Ysaud sonrió con afecto al boceto.
—Aproximadamente la mitad del tiempo, sí. No podía impedirme dibujar, ¿verdad? Pero los cuadros nunca desvelan su cara, salvo en uno o dos más decentes, de corte histórico. Ésos podía venderlos, de hecho. Era imposible que ofendieran a nadie: a decir verdad, hay nobles que consideran un honor posar para ésos. Tú, lord Nicholas, serías un excelente duque de Tremontaine… el histórico, quiero decir, el Regicida… un hombre en la flor de la vida, que controla su poder… mucho mejor que el pobre Theron, pese a su linaje. Aunque si nos remontamos lo bastante lejos, supongo que todos estáis cruzados. No dejo de verlo en los retratos antiguos: una nariz Karleigh moderna en un antiguo lord Horn, etcétera.
—Me honraría ser el Regicida… algún día. ¿Con el joven Campion como rey Gerard?

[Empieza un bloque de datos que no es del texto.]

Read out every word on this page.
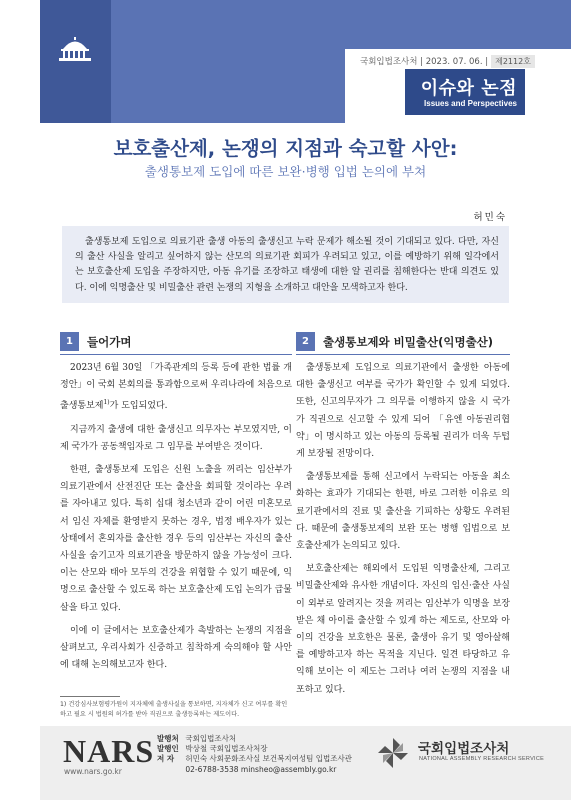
국회입법조사처 | 2023. 07. 06. | 제2112호
이슈와 논점
Issues and Perspectives
보호출산제, 논쟁의 지점과 숙고할 사안:
출생통보제 도입에 따른 보완·병행 입법 논의에 부쳐
허민숙

출생통보제 도입으로 의료기관 출생 아동의 출생신고 누락 문제가 해소될 것이 기대되고 있다. 다만, 자신의 출산 사실을 알리고 싶어하지 않는 산모의 의료기관 회피가 우려되고 있고, 이를 예방하기 위해 일각에서는 보호출산제 도입을 주장하지만, 아동 유기를 조장하고 태생에 대한 알 권리를 침해한다는 반대 의견도 있다. 이에 익명출산 및 비밀출산 관련 논쟁의 지형을 소개하고 대안을 모색하고자 한다.

1	들어가며

2023년 6월 30일 「가족관계의 등록 등에 관한 법률 개정안」이 국회 본회의를 통과함으로써 우리나라에 처음으로 출생통보제$^{1)}$가 도입되었다.

지금까지 출생에 대한 출생신고 의무자는 부모였지만, 이제 국가가 공동책임자로 그 임무를 부여받은 것이다.

한편, 출생통보제 도입은 신원 노출을 꺼리는 임산부가 의료기관에서 산전진단 또는 출산을 회피할 것이라는 우려를 자아내고 있다. 특히 십대 청소년과 같이 어린 미혼모로서 임신 자체를 환영받지 못하는 경우, 법정 배우자가 있는 상태에서 혼외자를 출산한 경우 등의 임산부는 자신의 출산 사실을 숨기고자 의료기관을 방문하지 않을 가능성이 크다. 이는 산모와 태아 모두의 건강을 위협할 수 있기 때문에, 익명으로 출산할 수 있도록 하는 보호출산제 도입 논의가 급물살을 타고 있다.

이에 이 글에서는 보호출산제가 촉발하는 논쟁의 지점을 살펴보고, 우리사회가 신중하고 침착하게 숙의해야 할 사안에 대해 논의해보고자 한다.

2	출생통보제와 비밀출산(익명출산)

출생통보제 도입으로 의료기관에서 출생한 아동에 대한 출생신고 여부를 국가가 확인할 수 있게 되었다. 또한, 신고의무자가 그 의무를 이행하지 않을 시 국가가 직권으로 신고할 수 있게 되어 「유엔 아동권리협약」이 명시하고 있는 아동의 등록될 권리가 더욱 두텁게 보장될 전망이다.

출생통보제를 통해 신고에서 누락되는 아동을 최소화하는 효과가 기대되는 한편, 바로 그러한 이유로 의료기관에서의 진료 및 출산을 기피하는 상황도 우려된다. 때문에 출생통보제의 보완 또는 병행 입법으로 보호출산제가 논의되고 있다.

보호출산제는 해외에서 도입된 익명출산제, 그리고 비밀출산제와 유사한 개념이다. 자신의 임신·출산 사실이 외부로 알려지는 것을 꺼리는 임산부가 익명을 보장받은 채 아이를 출산할 수 있게 하는 제도로, 산모와 아이의 건강을 보호한은 물론, 출생아 유기 및 영아살해를 예방하고자 하는 목적을 지닌다. 일견 타당하고 유익해 보이는 이 제도는 그러나 여러 논쟁의 지점을 내포하고 있다.

1) 건강심사보험평가원이 지자체에 출생사실을 통보하면, 지자체가 신고 여부를 확인하고 필요 시 법원의 허가를 받아 직권으로 출생등록하는 제도이다.
NARS
www.nars.go.kr
발행처 국회입법조사처
발행인 박상철 국회입법조사처장
저 자 허민숙 사회문화조사실 보건복지여성팀 입법조사관
02-6788-3538 minsheo@assembly.go.kr
국회입법조사처
NATIONAL ASSEMBLY RESEARCH SERVICE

—Tremontaine jamás me lo perdonaría. No se puede retratar a un miembro de una familia tan importante como ésa como uno de los mayores villanos de la historia. —Lo miró de reojo con un destello malicioso—. En serio, Galing, ¿es que no sabes nada de política? —Galing sonrió y se encogió de hombros—. Sabes, al principio acudió a mí para un posado —continuó Ysaud—. Su prima, la duquesa, admira mi obra. Posee un par ya… un Emparrado de Rosamund, me parece, y una pieza de género con espadachines. La duquesa quería un retrato de su heredero oficial. Una cosa llevó a la otra.
—Seguro que sí. Pero ¿qué le parecía que hicieras éstos? —Galing sacudió el manojo de dibujos.
—Oh, ésos. Ésos son para ti.
—¿Para… mi?
—Sí, ¿no te gustan? Galing sentía cómo martilleaba la sangre en sus venas. Ysaud conocía perfectamente sus gustos.
—Eres muy generosa, madame Ysaud.
—En absoluto. —La pintora sacó otro puñado de bocetos y los enrolló untes de que Galing pudiera ver de qué eran—. Es un regalo de amiga. Trae, te los envolveré personalmente.